Some Sage code about Fibonacci-like sequences and primality tests

May 19, 2013 00:25

For a little while I've been poking around in some basic number theory using the Sage computer mathematics system (and a tiny bit of PARI/GP, which is another package that comes bundled inside of Sage).

I was initially inspired by a blog post of John Cook's about the Perrin numbers, a sequence sort of like the Fibonacci numbers that can be used via a simple further operation to generate what seems to be a list of prime numbers (and it in fact contains all the prime numbers, but eventually starts including some composite ones as well... starting with 271,441.)

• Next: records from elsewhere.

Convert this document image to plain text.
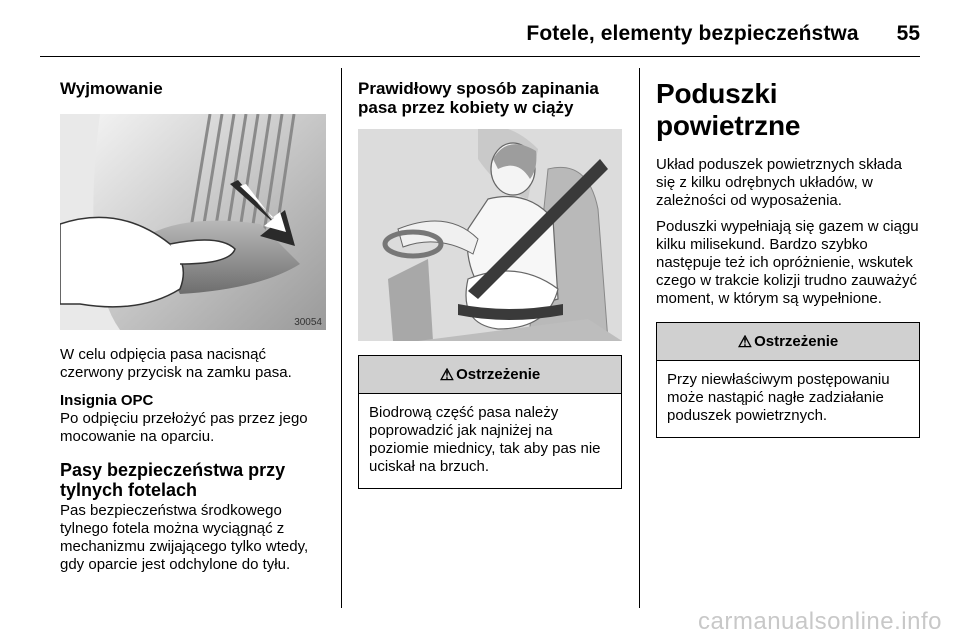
Fotele, elementy bezpieczeństwa 55
Wyjmowanie
30054
W celu odpięcia pasa nacisnąć czerwony przycisk na zamku pasa.
Insignia OPC
Po odpięciu przełożyć pas przez jego mocowanie na oparciu.
Pasy bezpieczeństwa przy tylnych fotelach
Pas bezpieczeństwa środkowego tylnego fotela można wyciągnąć z mechanizmu zwijającego tylko wtedy, gdy oparcie jest odchylone do tyłu.
Prawidłowy sposób zapinania pasa przez kobiety w ciąży
⚠ Ostrzeżenie
Biodrową część pasa należy poprowadzić jak najniżej na poziomie miednicy, tak aby pas nie uciskał na brzuch.
Poduszki powietrzne
Układ poduszek powietrznych składa się z kilku odrębnych układów, w zależności od wyposażenia.
Poduszki wypełniają się gazem w ciągu kilku milisekund. Bardzo szybko następuje też ich opróżnienie, wskutek czego w trakcie kolizji trudno zauważyć moment, w którym są wypełnione.
⚠ Ostrzeżenie
Przy niewłaściwym postępowaniu może nastąpić nagłe zadziałanie poduszek powietrznych.
carmanualsonline.info
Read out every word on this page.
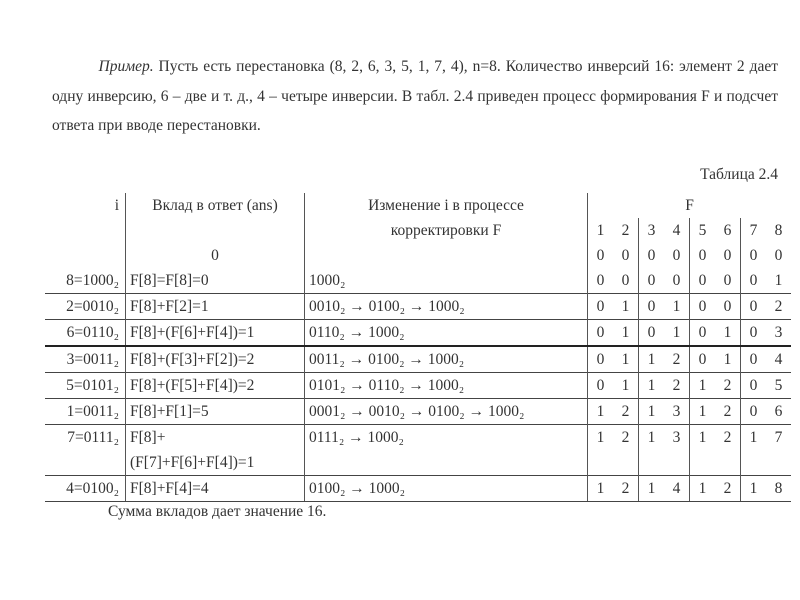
   Пример. Пусть есть перестановка (8, 2, 6, 3, 5, 1, 7, 4), n=8. Количество инверсий 16: элемент 2 дает одну инверсию, 6 – две и т. д., 4 – четыре инверсии. В табл. 2.4 приведен процесс формирования F и подсчет ответа при вводе перестановки.
Таблица 2.4
i	Вклад в ответ (ans)	Изменение i в процессе	F							
		корректировки F	1	2	3	4	5	6	7	8
	0		0	0	0	0	0	0	0	0
8=1000₂	F[8]=F[8]=0	1000₂	0	0	0	0	0	0	0	1
2=0010₂	F[8]+F[2]=1	0010₂ → 0100₂ → 1000₂	0	1	0	1	0	0	0	2
6=0110₂	F[8]+(F[6]+F[4])=1	0110₂ → 1000₂	0	1	0	1	0	1	0	3
3=0011₂	F[8]+(F[3]+F[2])=2	0011₂ → 0100₂ → 1000₂	0	1	1	2	0	1	0	4
5=0101₂	F[8]+(F[5]+F[4])=2	0101₂ → 0110₂ → 1000₂	0	1	1	2	1	2	0	5
1=0011₂	F[8]+F[1]=5	0001₂ → 0010₂ → 0100₂ → 1000₂	1	2	1	3	1	2	0	6
7=0111₂	F[8]+
(F[7]+F[6]+F[4])=1	0111₂ → 1000₂	1	2	1	3	1	2	1	7
4=0100₂	F[8]+F[4]=4	0100₂ → 1000₂	1	2	1	4	1	2	1	8
Сумма вкладов дает значение 16.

This seems pretty remarkable, but actually it's just one of a whole family of such sequences. Every recurrence relation that generates the next number in a sequence as a linear combination of the previous k numbers can be used to produce a primality test like this. Some of them aren't very good, though! They all pass all the primes, but they have different frequencies of false positives, or "pseudoprimes". The Perrin sequence is one of the best ones at order 3, meaning the previous 3 values are involved.

Anyway, I wrote a lot about this in a series of posts to Google+ using the hashtag #pseudoprimes, in which I gradually became more and more deconfused. Cook wrote about a few of my early explorations here.

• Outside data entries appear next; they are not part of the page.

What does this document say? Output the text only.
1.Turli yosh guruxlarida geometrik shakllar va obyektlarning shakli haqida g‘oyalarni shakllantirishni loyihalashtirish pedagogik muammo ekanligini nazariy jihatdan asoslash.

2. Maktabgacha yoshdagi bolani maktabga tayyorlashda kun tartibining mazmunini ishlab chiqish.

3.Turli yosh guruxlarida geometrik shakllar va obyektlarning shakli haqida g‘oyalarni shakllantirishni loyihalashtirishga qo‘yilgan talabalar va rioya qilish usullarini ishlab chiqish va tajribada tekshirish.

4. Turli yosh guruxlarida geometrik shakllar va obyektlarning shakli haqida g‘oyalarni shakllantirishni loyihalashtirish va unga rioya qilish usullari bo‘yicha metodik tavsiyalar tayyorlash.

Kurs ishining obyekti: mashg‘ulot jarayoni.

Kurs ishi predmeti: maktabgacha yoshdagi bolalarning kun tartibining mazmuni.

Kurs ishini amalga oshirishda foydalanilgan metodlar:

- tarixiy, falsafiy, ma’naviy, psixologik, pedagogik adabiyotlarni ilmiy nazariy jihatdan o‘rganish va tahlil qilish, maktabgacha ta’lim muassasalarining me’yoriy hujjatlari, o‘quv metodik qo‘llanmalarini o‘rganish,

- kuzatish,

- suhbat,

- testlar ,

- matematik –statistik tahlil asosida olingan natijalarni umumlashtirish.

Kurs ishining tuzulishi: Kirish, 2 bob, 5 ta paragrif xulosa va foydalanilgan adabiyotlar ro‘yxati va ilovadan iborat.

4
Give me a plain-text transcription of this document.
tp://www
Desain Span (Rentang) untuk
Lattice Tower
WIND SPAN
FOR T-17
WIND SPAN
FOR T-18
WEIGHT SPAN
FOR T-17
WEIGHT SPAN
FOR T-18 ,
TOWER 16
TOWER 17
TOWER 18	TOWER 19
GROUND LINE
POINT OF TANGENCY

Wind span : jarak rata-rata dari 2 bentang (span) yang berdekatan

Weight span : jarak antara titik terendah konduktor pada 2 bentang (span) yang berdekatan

I went on to do some automated searches to find the recurrence relations that generated pseudoprimes with the most impressive infrequency, or at least had the biggest first ones. I found some whoppers, especially at order 4 where there was one whose first pseudoprime is 8,016,241; but I also discovered, to my mild surprise, that the most impressive one at order 2 seems to be a case that is not very well-known (though I doubt I am its true discoverer; several closely related sequences are in OEIS, and I'm just noodling around here).

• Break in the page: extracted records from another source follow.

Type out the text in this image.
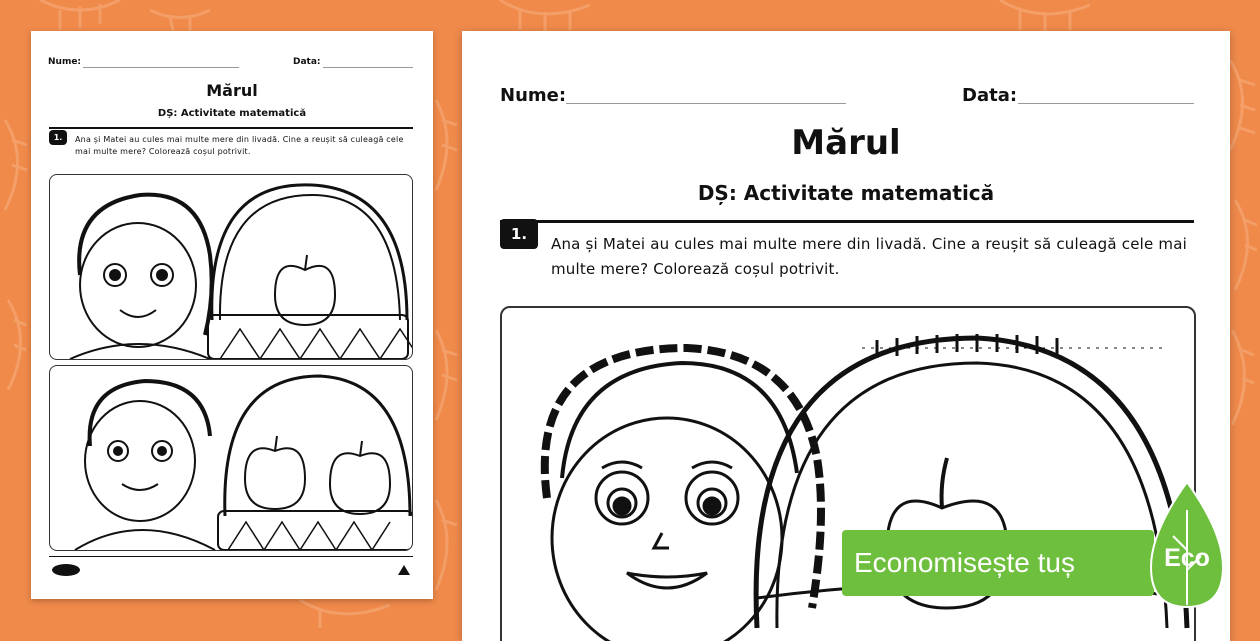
Nume:	Data:
Mărul
DȘ: Activitate matematică
1.	Ana și Matei au cules mai multe mere din livadă. Cine a reușit să culeagă cele mai multe mere? Colorează coșul potrivit.
Nume:	Data:
Mărul
DȘ: Activitate matematică
1.
Ana și Matei au cules mai multe mere din livadă. Cine a reușit să culeagă cele mai multe mere? Colorează coșul potrivit.
Economisește tuș	Eco
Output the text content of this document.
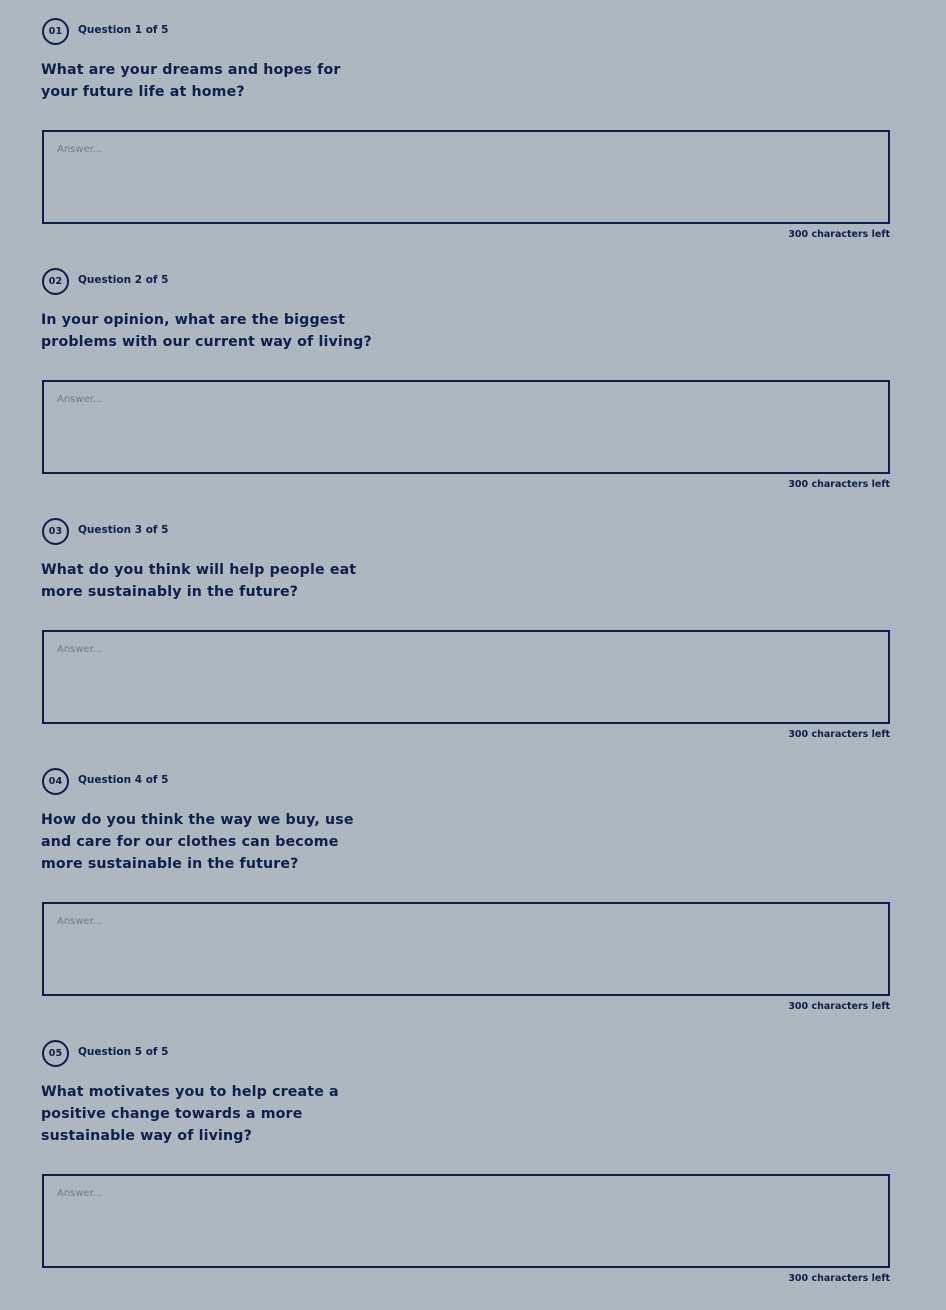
01	Question 1 of 5
What are your dreams and hopes for your future life at home?
Answer...
300 characters left
02	Question 2 of 5
In your opinion, what are the biggest problems with our current way of living?
Answer...
300 characters left
03	Question 3 of 5
What do you think will help people eat more sustainably in the future?
Answer...
300 characters left
04	Question 4 of 5
How do you think the way we buy, use and care for our clothes can become more sustainable in the future?
Answer...
300 characters left
05	Question 5 of 5
What motivates you to help create a positive change towards a more sustainable way of living?
Answer...
300 characters left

The main purpose of this post is to provide all of my Sage code. The following appears to be written in Python, but you will need Sage (or an account on a Sage cloud server, like the spiffy new thing at https://cloud.sagemath.com/ ) to actually run it.

The pseudoprime searches are kind of computation-intensive, so I'd be careful about running them on somebody else's machine. Note, here I don't actually use the methods I was talking about in the post John Cook referenced, because they don't seem to work well in Sage (they work better in PARI/GP, which is what Joerg Arndt used in the algorithm on the OEIS page for Perrin pseudoprimes). For some of the toughest order-4 cases, I did my automated searches in Sage with a feasibly low search limit (around 10^6) on each sequence, then switched to PARI/GP to actually find pseudoprimes for the few that exhausted that limit.

Many of these functions take a matrix M that defines a recurrence relation. You can make such a matrix with the recur function, which takes a list of the coefficients that the most recent values in the sequence will be multiplied by, and added to get the next one (for the Fibonacci recurrence it would be [1, 1]; for the Perrin numbers, [1, 1, 0]).

For every such recurrence, there's a special set of seed values where the nth sequence value is the trace of Mn, and that was the case I was mostly interested in because those are the ones that most easily generate primes and pseudoprimes. (For the Fibonacci case, that sequence is not the Fibonacci numbers, but the closely related Lucas numbers, which start with [2, 1] as the seed values.) sequence_for_seed lets you specify your own seed value if you want to explore seeds other than that one.

# Sage Python functions for messing around with linear recurrence
# sequences and pseudoprimes, by Matt McIrvin, May 2013.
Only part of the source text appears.